The protocol may experience a Denial of Service (DoS) or incur losses due to handling fee-on-transfer tokens. This issue arises because fee-on-transfer tokens deduct a fee during transfer, potentially leaving the contract with insufficient funds to complete subsequent transfers, which can cause transactions to fail or lead to loss of funds.
In the purchase function of Swan.sol, the function first transfers the approved funds (listing price) from the buyer to the contract. The next line attempts to transfer the full listing price from the contract to the seller. However, if the token being transferred has a fee on transfer, an issue arises because a portion of the transferred amount is deducted as a fee, meaning the amount credited to the contract is less than the listing price.
When the contract then attempts to transfer the full listing price to the seller, it may fail due to insufficient funds. Alternatively, if the transfer succeeds by covering the shortfall from the contract's balance, the protocol incurs a loss equivalent to the fee amount, which could lead to financial losses over time.
Numerical Example
Assume the listing price is 100 tokens and a 1% fee is charged on transfer.
The buyer sends 100 tokens to the contract, but due to the 1% fee, only 99 tokens are received by the contract.
The contract then attempts to transfer 100 tokens to the seller.
Scenario 1: If the contract balance cannot cover the shortfall, the transaction fails due to insufficient balance.
Scenario 2: If the protocol absorbs the shortfall, the contract incurs a 1-token loss per transaction. Repeated transactions could lead to cumulative financial loss.
https://github.com/Cyfrin/2024-10-swan-dria/blob/c8686b199daadcef3161980022e12b66a5304f8e/contracts/swan/Swan.sol#L276
https://github.com/Cyfrin/2024-10-swan-dria/blob/c8686b199daadcef3161980022e12b66a5304f8e/contracts/swan/Swan.sol#L298-L299
Denial of Service (DoS): The purchase transaction will likely fail due to insufficient balance if the contract cannot cover the fee-deducted shortfall, preventing users from successfully purchasing assets.

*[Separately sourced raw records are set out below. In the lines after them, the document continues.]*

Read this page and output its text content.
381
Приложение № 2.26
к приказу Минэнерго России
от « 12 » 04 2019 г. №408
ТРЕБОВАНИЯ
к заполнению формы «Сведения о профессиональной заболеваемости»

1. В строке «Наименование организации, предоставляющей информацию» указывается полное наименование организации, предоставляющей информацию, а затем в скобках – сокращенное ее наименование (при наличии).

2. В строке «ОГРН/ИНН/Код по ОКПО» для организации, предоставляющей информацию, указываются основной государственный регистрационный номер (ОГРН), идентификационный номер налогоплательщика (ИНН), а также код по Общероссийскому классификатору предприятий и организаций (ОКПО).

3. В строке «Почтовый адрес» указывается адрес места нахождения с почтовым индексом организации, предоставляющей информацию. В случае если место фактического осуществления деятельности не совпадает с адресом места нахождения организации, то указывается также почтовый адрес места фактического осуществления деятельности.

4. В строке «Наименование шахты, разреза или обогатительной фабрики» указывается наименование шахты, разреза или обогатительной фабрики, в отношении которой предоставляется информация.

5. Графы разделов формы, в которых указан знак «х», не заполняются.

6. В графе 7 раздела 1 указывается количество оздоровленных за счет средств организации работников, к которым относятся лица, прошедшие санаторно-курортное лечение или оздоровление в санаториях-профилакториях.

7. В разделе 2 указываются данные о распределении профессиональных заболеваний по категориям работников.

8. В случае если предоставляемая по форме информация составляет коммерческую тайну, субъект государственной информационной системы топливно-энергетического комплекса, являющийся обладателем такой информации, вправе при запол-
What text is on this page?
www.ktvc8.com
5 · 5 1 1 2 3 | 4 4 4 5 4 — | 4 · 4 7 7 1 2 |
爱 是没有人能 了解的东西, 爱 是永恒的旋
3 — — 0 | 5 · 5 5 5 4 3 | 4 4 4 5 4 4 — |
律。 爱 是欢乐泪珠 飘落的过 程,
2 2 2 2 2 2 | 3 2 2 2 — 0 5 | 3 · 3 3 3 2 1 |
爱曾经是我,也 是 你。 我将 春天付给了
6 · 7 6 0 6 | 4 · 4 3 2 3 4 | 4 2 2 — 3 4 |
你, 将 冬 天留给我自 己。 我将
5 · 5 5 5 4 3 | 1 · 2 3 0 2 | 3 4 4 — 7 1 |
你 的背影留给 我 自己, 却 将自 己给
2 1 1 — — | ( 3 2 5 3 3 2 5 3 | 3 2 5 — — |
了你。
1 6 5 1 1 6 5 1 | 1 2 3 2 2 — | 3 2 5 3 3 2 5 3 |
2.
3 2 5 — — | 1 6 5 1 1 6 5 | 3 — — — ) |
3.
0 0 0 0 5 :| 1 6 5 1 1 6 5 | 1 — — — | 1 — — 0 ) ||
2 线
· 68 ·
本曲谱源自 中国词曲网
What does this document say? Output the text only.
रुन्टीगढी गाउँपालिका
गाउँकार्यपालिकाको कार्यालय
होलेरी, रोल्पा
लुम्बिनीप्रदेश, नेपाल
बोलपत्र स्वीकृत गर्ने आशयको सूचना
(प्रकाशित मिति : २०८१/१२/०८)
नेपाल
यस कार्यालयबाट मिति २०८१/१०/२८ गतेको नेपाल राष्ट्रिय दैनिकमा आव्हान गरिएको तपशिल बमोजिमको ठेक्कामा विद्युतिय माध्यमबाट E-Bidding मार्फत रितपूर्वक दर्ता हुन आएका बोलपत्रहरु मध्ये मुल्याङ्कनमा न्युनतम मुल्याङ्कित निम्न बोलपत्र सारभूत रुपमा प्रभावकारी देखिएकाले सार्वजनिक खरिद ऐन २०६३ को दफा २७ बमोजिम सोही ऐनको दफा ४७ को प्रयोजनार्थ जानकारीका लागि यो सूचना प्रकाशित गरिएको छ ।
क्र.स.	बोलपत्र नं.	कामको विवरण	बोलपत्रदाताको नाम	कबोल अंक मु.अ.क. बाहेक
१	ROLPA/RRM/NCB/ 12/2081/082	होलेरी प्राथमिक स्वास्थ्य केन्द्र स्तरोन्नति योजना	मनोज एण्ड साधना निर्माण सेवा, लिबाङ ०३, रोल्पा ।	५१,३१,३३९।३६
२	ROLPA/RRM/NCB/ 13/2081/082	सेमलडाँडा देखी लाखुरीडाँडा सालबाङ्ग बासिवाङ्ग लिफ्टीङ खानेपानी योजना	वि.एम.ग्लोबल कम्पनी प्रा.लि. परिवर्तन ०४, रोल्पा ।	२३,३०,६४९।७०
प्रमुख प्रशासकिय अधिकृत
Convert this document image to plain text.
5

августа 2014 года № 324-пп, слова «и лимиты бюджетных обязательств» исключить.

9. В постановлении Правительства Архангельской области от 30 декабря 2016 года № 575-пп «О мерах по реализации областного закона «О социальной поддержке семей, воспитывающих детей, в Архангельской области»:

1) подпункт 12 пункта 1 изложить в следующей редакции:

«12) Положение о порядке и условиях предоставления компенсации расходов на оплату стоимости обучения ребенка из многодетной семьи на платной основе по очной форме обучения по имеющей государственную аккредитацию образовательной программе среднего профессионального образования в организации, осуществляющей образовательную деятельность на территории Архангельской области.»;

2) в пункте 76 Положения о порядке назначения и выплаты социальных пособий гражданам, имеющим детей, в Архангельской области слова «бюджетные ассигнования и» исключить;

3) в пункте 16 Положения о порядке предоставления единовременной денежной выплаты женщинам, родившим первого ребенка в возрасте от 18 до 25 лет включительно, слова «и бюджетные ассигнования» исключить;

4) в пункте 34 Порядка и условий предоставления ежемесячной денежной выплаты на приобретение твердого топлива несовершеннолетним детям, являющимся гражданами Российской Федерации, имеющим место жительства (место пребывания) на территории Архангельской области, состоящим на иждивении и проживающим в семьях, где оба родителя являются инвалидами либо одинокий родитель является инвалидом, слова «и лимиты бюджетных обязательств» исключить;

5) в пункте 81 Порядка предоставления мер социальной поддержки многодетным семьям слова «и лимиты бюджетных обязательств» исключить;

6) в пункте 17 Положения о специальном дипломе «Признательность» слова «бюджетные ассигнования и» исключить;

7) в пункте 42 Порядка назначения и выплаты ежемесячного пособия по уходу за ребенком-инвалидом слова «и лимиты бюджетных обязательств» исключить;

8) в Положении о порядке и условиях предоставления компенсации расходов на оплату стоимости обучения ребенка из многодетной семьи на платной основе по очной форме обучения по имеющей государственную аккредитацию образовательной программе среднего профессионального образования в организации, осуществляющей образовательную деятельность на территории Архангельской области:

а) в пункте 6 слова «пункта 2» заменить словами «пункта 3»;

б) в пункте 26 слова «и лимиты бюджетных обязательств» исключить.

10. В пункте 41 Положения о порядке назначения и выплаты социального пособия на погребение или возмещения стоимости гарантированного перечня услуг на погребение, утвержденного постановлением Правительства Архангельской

Financial Loss: If the contract absorbs the fee difference, the protocol will bear the cost, resulting in cumulative losses over time.
Manual Review
Whitelist Compatible Tokens: Allow only tokens that do not charge a fee on transfer or explicitly whitelist compatible tokens to prevent unsupported tokens from being used in the protocol.
Handle Fee-on-Transfer Tokens Separately: Implement specific logic to handle fee-on-transfer tokens, such as:
Verifying the balance received by the contract after the buyer’s transfer.
Adjusting the transfer amount to the seller based on the actual balance received, rather than assuming the full listing price is available.
These changes will mitigate risks of failed transactions and ensure the protocol does not incur unintended financial losses.